La question ne doit pas sembler singulière. Il y a en effet ceux qui, dans la lutte contre l’État, ne voient qu’une confirmation ultérieure de combien il est entré en nous, parvenant à déterminer – même de manière négative – nos actions. Avec sa présence encombrante, l’État nous détournerait de ce qui devrait être notre véritable objectif : vivre la vie à notre manière. Si nous pensons renverser l’Etat, l’entraver, le combattre, nous n’avons pas le temps de réfléchir à ce que nous voulons faire. Au lieu d’essayer de réaliser nos souhaits et nos rêves ici et maintenant, nous suivons l’État où qu’il aille, devenant son ombre et procrastinant sans cesse nos projets. À force d’être antagonistes, d’être contre, on finit par ne plus être des protagonistes, en faveur de quelque chose. Si nous voulons donc être nous-mêmes, nous devons cesser de nous opposer à l’État et commencer à le considérer non plus avec hostilité, mais avec indifférence. Plutôt que d’œuvrer pour détruire son monde – le monde de l’autorité – il vaut mieux construire le nôtre, celui de la liberté. Nous devons cesser de penser à l’ennemi, à ce qu’il fait, où il est, comment le frapper et nous consacrer à nous-mêmes, notre « vie quotidienne », nos relations, nos espaces qui doivent être étendus et améliorés de plus en plus.
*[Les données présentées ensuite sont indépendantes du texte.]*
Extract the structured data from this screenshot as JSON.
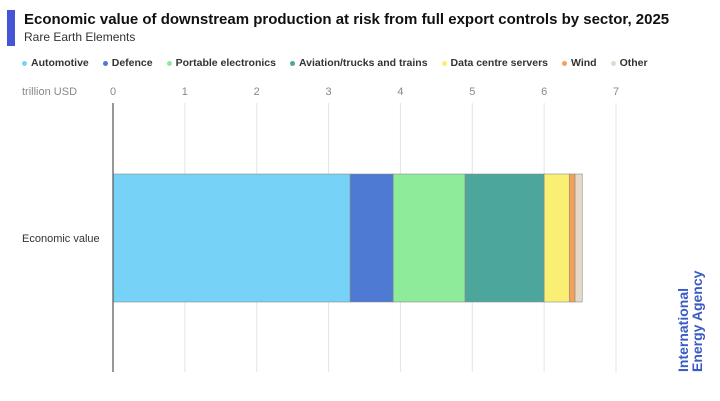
{
  "header": {
    "title": "Economic value of downstream production at risk from full export controls by sector, 2025",
    "subtitle": "Rare Earth Elements",
    "accent_color": "#4655d8"
  },
  "legend_label_color": "#333333",
  "brand": {
    "line1": "International",
    "line2": "Energy Agency",
    "color": "#3b5bc4"
  },
  "chart_data": {
    "type": "bar",
    "orientation": "horizontal",
    "stacked": true,
    "title": "Economic value of downstream production at risk from full export controls by sector, 2025",
    "subtitle": "Rare Earth Elements",
    "xlabel": "trillion USD",
    "ylabel": "",
    "categories": [
      "Economic value"
    ],
    "xlim": [
      0,
      7
    ],
    "xticks": [
      0,
      1,
      2,
      3,
      4,
      5,
      6,
      7
    ],
    "grid": true,
    "legend_position": "top",
    "series": [
      {
        "name": "Automotive",
        "values": [
          3.3
        ],
        "color": "#76d3f7"
      },
      {
        "name": "Defence",
        "values": [
          0.6
        ],
        "color": "#4f7ad3"
      },
      {
        "name": "Portable electronics",
        "values": [
          1.0
        ],
        "color": "#8deb9a"
      },
      {
        "name": "Aviation/trucks and trains",
        "values": [
          1.1
        ],
        "color": "#4ca69b"
      },
      {
        "name": "Data centre servers",
        "values": [
          0.35
        ],
        "color": "#f8ef73"
      },
      {
        "name": "Wind",
        "values": [
          0.08
        ],
        "color": "#f2a15b"
      },
      {
        "name": "Other",
        "values": [
          0.1
        ],
        "color": "#e6d9c7"
      }
    ]
  }
}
Autrement, nous ne ferons rien d’autre que de suivre les échéances du pouvoir.
Aujourd’hui, de tels arguments foisonnent au sein du mouvement anarchiste, à la recherche perpétuelle de justifications déguisées en analyses théoriques, qui justifient son inaction totale. Il y a ceux qui ne veulent rien faire parce qu’ils sont sceptiques, certains parce qu’ils ne veulent pas imposer quelque chose à autrui, d’autres parce qu’ils considèrent le pouvoir trop fort pour lui et d’autres parce qu’ils ne veulent pas suivre les rythmes et les époques; chaque prétexte est bon. Mais ces anarchistes, auront-ils un rêve capable de d’enflammer leur coeur?
Pour se débarrasser de ces excuses misérables, il convient de rappeler quelques points. Il n’y a pas deux mondes, le leur et le nôtre, et même si ces deux mondes existaient, ce qui serait absurde, comment pourraient-ils cohabiter ? Il n’existe qu’un seul monde, celui de l’autorité et de l’argent, de l’exploitation et de l’obéissance : le monde dans lequel nous sommes obligés de vivre. Il n’est pas possible de nous appeler. C’est pourquoi nous ne pouvons pas permettre l’indifférence, c’est pourquoi nous ne pouvons pas l’ignorer. Si nous sommes opposés à l’État, si nous sommes toujours prêts à saisir l’occasion de l’attaquer, ce n’est pas parce que nous sommes indirectement façonnés, ce n’est pas parce que nous avons sacrifié nos désirs sur l’autel de la révolution, mais parce que nos désirs sont inatteignables tant qu’il y a Etat, tant qu’il y a un pouvoir. La révolution ne nous détourne pas de nos désirs, mais au contraire elle est la seule possibilité qui donne les conditions pour leur réalisation. Nous voulons subvertir ce monde, le plus tôt possible, ici et maintenant, car ici et maintenant, il n’y a que des casernes, des tribunaux, des banques, du béton, des supermarchés, des prisons. Ici et maintenant, il n’y a que l’exploitation. Tandis que la liberté, ce que nous entendons par liberté, celle là n’existe vraiment pas.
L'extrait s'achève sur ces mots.